When you want to own model selection and prompt construction, the low-level answer_query runs recall, hands the bundle to your generator closure (returning a GeneratedAnswer), and — when you opt in with QueryRecordOptions — records the query as an Episode that procedure promotion learns from. It returns the same Answer.

use uniko_memory::{answer_query, GeneratedAnswer, QueryRecordOptions};

let answer = answer_query(
    &kb,
    "Which ledger did billing migrate to?",
    &recall_config,
    |bundle, question| async move {
        let text = my_llm_call(bundle, question).await?;
        Ok(GeneratedAnswer { text, input_tokens: None, output_tokens: None, model: Some("gpt-4o-mini".into()) })
    },
    Some(QueryRecordOptions { participant_id: "assistant".into(), outcome: Some("success".into()), ..Default::default() }),
).await?;

// answer.text — the synthesized answer
// answer.context — the recall bundle that grounded it
// answer.recorded_episode — Some(id) when recording succeeded

Recording is opt-in and never blocks the answer

Pass None to skip recording.
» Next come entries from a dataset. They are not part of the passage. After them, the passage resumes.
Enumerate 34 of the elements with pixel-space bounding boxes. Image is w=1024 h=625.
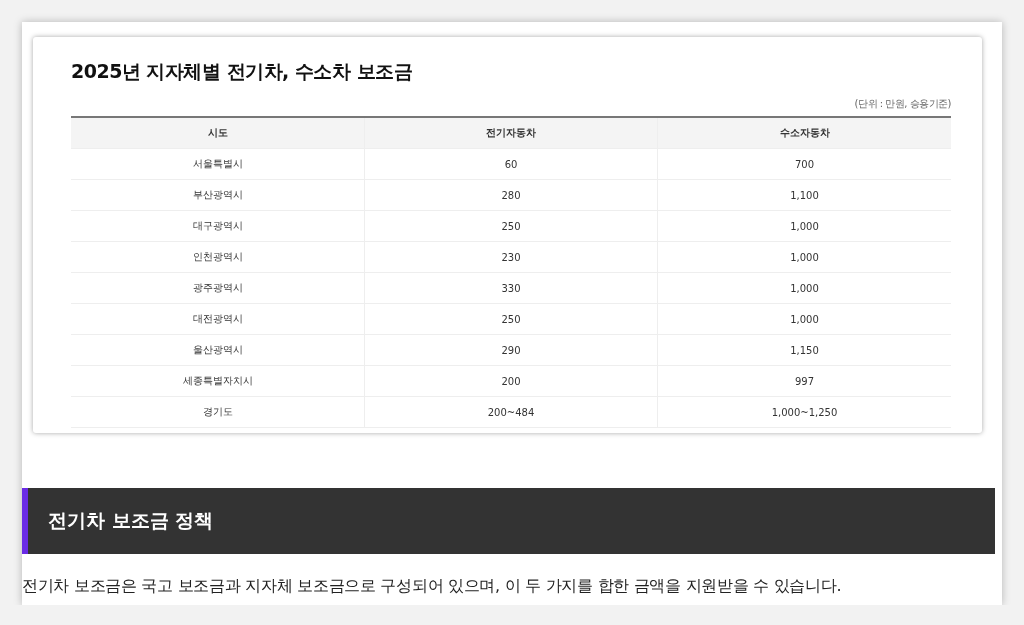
column-header: 시도 [206, 126, 229, 140]
column-header: 수소자동차 [657, 118, 951, 148]
section-heading: 전기차 보조금 정책 [22, 488, 995, 554]
table-cell: 1,000 [657, 242, 951, 272]
table-cell-text: 울산광역시 [191, 343, 244, 357]
column-header: 전기자동차 [364, 118, 657, 148]
table-cell: 1,150 [657, 335, 951, 365]
table-cell: 250 [364, 211, 657, 241]
table-cell-text: 서울특별시 [191, 157, 244, 171]
table-cell: 997 [657, 366, 951, 396]
table-cell-text: 대전광역시 [191, 312, 244, 326]
table-cell: 1,000~1,250 [657, 397, 951, 427]
table-cell: 1,000 [657, 211, 951, 241]
table-cell: 1,000 [657, 273, 951, 303]
table-cell: 200 [364, 366, 657, 396]
table-cell: 1,100 [657, 180, 951, 210]
table-cell-text: 대구광역시 [191, 219, 244, 233]
table-cell-text: 인천광역시 [191, 250, 244, 264]
table-cell: 250 [364, 304, 657, 334]
table-title: 2025년 지자체별 전기차, 수소차 보조금 [71, 59, 414, 84]
table-cell-text: 부산광역시 [191, 188, 244, 202]
table-cell: 700 [657, 149, 951, 179]
table-cell: 280 [364, 180, 657, 210]
body-paragraph: 전기차 보조금은 국고 보조금과 지자체 보조금으로 구성되어 있으며, 이 두 가지를 합한 금액을 지원받을 수 있습니다. [22, 576, 843, 597]
table-cell: 290 [364, 335, 657, 365]
table-cell: 230 [364, 242, 657, 272]
unit-note: (단위 : 만원, 승용기준) [853, 97, 951, 111]
table-cell: 60 [364, 149, 657, 179]
table-cell: 200~484 [364, 397, 657, 427]
table-cell-text: 광주광역시 [191, 281, 244, 295]
table-cell: 1,000 [657, 304, 951, 334]
table-cell-text: 경기도 [201, 405, 234, 419]
table-cell: 330 [364, 273, 657, 303]
table-cell-text: 세종특별자치시 [181, 374, 254, 388]
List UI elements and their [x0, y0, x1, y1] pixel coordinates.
A recording failure is logged at debug and surfaces as recorded_episode = None — it never breaks the user-visible answer.

session.summarize

A Summary is a compact, embedded synopsis of a Session that Phase-3 recall falls back to when finer-grained Observations and Facts under-cover a query. session.summarize() builds or refreshes it — extractive and deterministic by default (offline, no model), abstractive when an LLM is configured. Idempotent on a stable id; returns None when there's nothing to summarize. (The free-function form, generate_session_summary(&kb, session_id, now, llm_alias), is available engine-side.)

let summary_id = session.summarize().await?;   // Option<NodeId>

See also

API Reference

Full signatures for agent.goals(), the recording primitives, and their params structs.

Recall & Retrieval

recall/answer, item provenance, and dereferencing sources with agent.data().